Open julesjacobsen opened 3 years ago
@julesjacobsen not sure this is absolutely needed? If we stick with JSON that will mean we encourage people to use JSON as the primary format?
@julesjacobsen see new class DefaultPhenopacketIngestor. We could add some functions to this class such as public fromYamlFile(...) and DefaultPhenopacketIngestor(Message message). Thoughts?
@ielis is this issue closable? I think this is supported for some operations
In principle yes. Each command that reads or writes a phenopacket accepts/produces phenopacket, family, or cohort in any of these formats.
The commands have the -f | --format
option for the input data. The convert
command has the --output-format
option for choosing the, well, output format.
We do not have a command solely for the format conversion (something similar to cat sample.bam | samtools view -S > file.sam
). Implementing the command is a no-brainer, since we already have all the nuts and bolts. I just need some use case.
@julesjacobsen not sure this is absolutely needed? If we stick with JSON that will mean we encourage people to use JSON as the primary format?
Just revisiting this - is JSON the primary format for phenopackets? Is this written somewhere else?
I am trying to do some dataset sharing (ala EGA) - and was considering placing a phenopacket alongside each individuals' genomic artifacts. But I was assuming I needed that to be a protobuf file with some sort of known file suffix like pxf
to be a primary format Phenopacket.
e.g.
ABC.bam
ABC.vcf
ABC.pxf
And so to that end - I was going to store some v2 JSON or YAML phenopackets for ease of editing - and then convert them over to protobuf using the CLI tool (so this is my +1 for the general feature of being able to convert between formats with just the CLI tool - which is currently not possible - convert requires the input to be v1 format)

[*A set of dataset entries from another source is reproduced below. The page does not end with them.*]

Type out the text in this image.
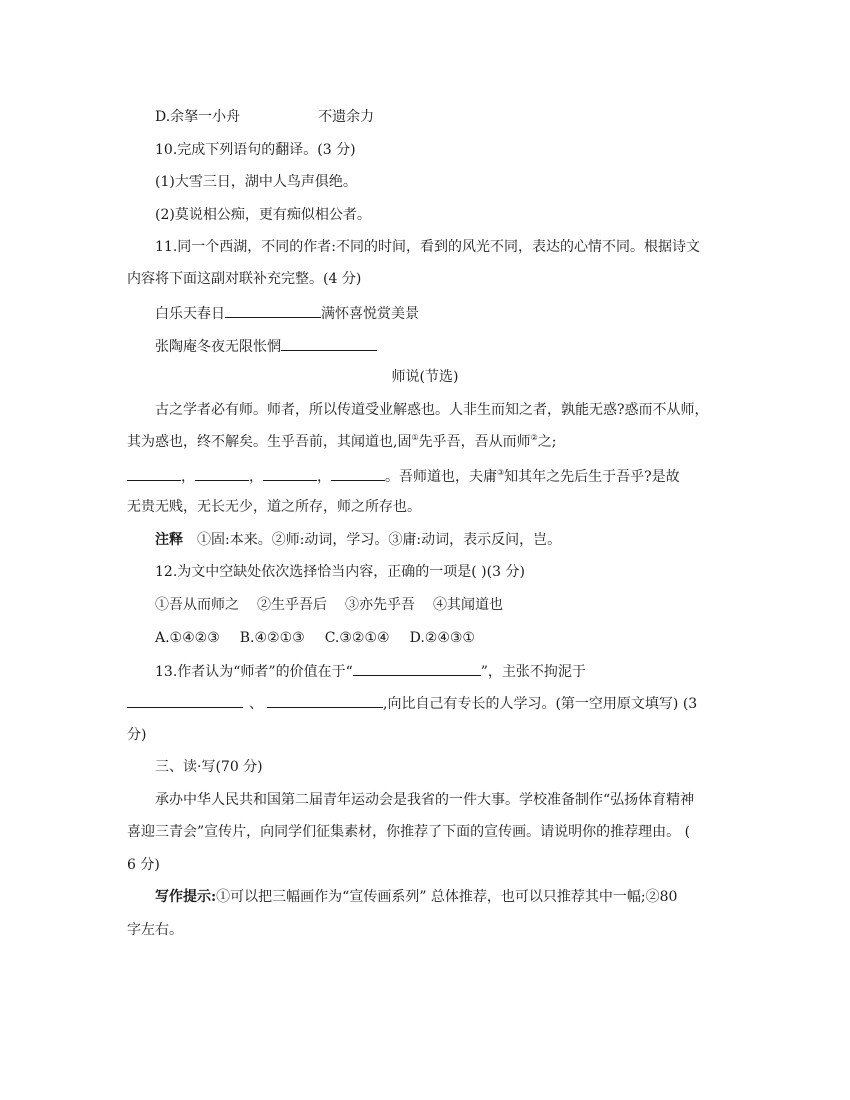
D.余拏一小舟	不遗余力
10.完成下列语句的翻译。(3 分)
(1)大雪三日，湖中人鸟声俱绝。
(2)莫说相公痴，更有痴似相公者。
11.同一个西湖，不同的作者:不同的时间，看到的风光不同，表达的心情不同。根据诗文
内容将下面这副对联补充完整。(4 分)
白乐天春日	满怀喜悦赏美景
张陶庵冬夜无限怅惘
师说(节选)
古之学者必有师。师者，所以传道受业解惑也。人非生而知之者，孰能无惑?惑而不从师，
其为惑也，终不解矣。生乎吾前，其闻道也,固①先乎吾，吾从而师②之;
，	，	，	。吾师道也，夫庸③知其年之先后生于吾乎?是故
无贵无贱，无长无少，道之所存，师之所存也。
注释 ①固:本来。②师:动词，学习。③庸:动词，表示反问，岂。
12.为文中空缺处依次选择恰当内容，正确的一项是( )(3 分)
①吾从而师之 ②生乎吾后 ③亦先乎吾 ④其闻道也
A.①④②③ B.④②①③ C.③②①④ D.②④③①
13.作者认为“师者”的价值在于“	”，主张不拘泥于
、	,向比自己有专长的人学习。(第一空用原文填写) (3
分)
三、读·写(70 分)
承办中华人民共和国第二届青年运动会是我省的一件大事。学校准备制作“弘扬体育精神
喜迎三青会”宣传片，向同学们征集素材，你推荐了下面的宣传画。请说明你的推荐理由。 (
6 分)
写作提示:①可以把三幅画作为“宣传画系列” 总体推荐，也可以只推荐其中一幅;②80
字左右。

But if JSON is the primary way we think phenopackets are to be exchanged in the wild - then I can skip using protobuf entirely.
Is there some suggested file naming conventions to let people know it is a phenopacket (in JSON)?
I should add that I am starting via hand crafting some examples for a demonstration of how this would all work - hence the hand editing of JSON or YAML.
Obviously for a real system I would be translating from some clinical source like an EHR or Redcap or something and so I guess I would do that using the Java library and output easily whatever format choice I wanted.
I think the broader thought is still there - if I have unlimited choice here - what is the primary "phenopacket" file format and how should I name them to make this clear?
Hi Andrew, there could be a lossless conversion from protobuf (binary), JSON, YAML, XML, SQL ... so there really isn't a primary format. My guess is that almost everybody would prefer JSON because of the tooling for JSON.
In which case - having an tool that seamlessly converts between the formats might be useful (if I get a batch of phenopackets in protobuf but would prefer them in JSON) - I can just run the CLI tool to convert.. (rather than dusting off my java and writing a small snippet using the library to do the same)
Currently the converter only handles JSON. Might be an idea to offer conversion of other formats too.